If your not much of a gambler then index funds are best suited for you. Trying to find the hot stock or mutual fund is a lot of work and the odds that you will pick a winner are extremely low. The returns on index funds are better than the average active funds in every investment category It's easy to build a portfolio of all index funds because there are funds covering every asset class in every market in the world.
Thirty-five years ago Vanguard CEO John C. Bogle along with his meager staff launched the first publicly available index mutual fund. It was named the Vanguard First Index Trust, later renamed the Vanguard 500 because it tracks the S&P 500 index.
Vanguard has recently released a white paper on performance entitled The Case for Indexing. It documents the poor results of active management versus indexes over the years — a result that worsens over extended periods. The following chart illustrates the decreasing success rate of active management.
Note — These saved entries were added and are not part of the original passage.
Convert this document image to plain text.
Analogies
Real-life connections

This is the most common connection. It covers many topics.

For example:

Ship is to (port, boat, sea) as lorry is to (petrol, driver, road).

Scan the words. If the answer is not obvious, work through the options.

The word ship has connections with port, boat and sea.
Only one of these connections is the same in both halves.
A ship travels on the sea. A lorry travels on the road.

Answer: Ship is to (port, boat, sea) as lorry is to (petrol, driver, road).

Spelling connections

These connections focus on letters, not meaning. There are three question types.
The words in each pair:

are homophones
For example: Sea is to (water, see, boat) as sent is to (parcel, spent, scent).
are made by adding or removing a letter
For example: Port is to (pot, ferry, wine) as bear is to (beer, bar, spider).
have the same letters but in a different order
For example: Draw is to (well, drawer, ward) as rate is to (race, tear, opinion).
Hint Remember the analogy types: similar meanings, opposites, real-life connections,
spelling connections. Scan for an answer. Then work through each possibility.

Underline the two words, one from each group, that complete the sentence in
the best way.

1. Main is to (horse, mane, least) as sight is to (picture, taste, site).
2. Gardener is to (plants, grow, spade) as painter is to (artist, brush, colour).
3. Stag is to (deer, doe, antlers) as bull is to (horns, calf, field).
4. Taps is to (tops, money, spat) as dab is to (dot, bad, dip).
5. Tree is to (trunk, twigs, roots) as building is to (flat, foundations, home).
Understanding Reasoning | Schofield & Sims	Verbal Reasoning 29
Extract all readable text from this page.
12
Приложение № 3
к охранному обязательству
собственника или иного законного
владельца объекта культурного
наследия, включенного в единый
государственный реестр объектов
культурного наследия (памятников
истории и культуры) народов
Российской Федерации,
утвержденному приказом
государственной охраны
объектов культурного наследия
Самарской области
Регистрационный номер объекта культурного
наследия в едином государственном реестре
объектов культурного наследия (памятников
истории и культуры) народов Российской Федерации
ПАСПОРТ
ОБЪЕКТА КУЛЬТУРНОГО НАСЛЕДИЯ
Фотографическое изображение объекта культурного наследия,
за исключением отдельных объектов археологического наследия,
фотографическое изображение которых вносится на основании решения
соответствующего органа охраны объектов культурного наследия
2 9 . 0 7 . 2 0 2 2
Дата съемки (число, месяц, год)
A portfolio that holds only index funds in different asset classes has a very high probability of beating a portfolio that holds only actively managed funds in those asset classes. The table below highlights the probability of an all-actively managed fund portfolio outperforming an all-index fund portfolio.
There is a 30 percent chance that a single actively managed mutual fund will outperform an index fund over a 10 year period of time, but that probability drops to 9 percent when three managed funds in a portfolio are judged against three comparable index funds. The results get worse as more active funds are added and as more time passes. A portfolio with 10 active funds held for 20 years has only a 1 percent chance of beating a comparable all-index fund portfolio.
Index fund investing has proven to be the best strategy for most people. A low-cost index portfolio has the greatest probability for meeting long-term financial goals.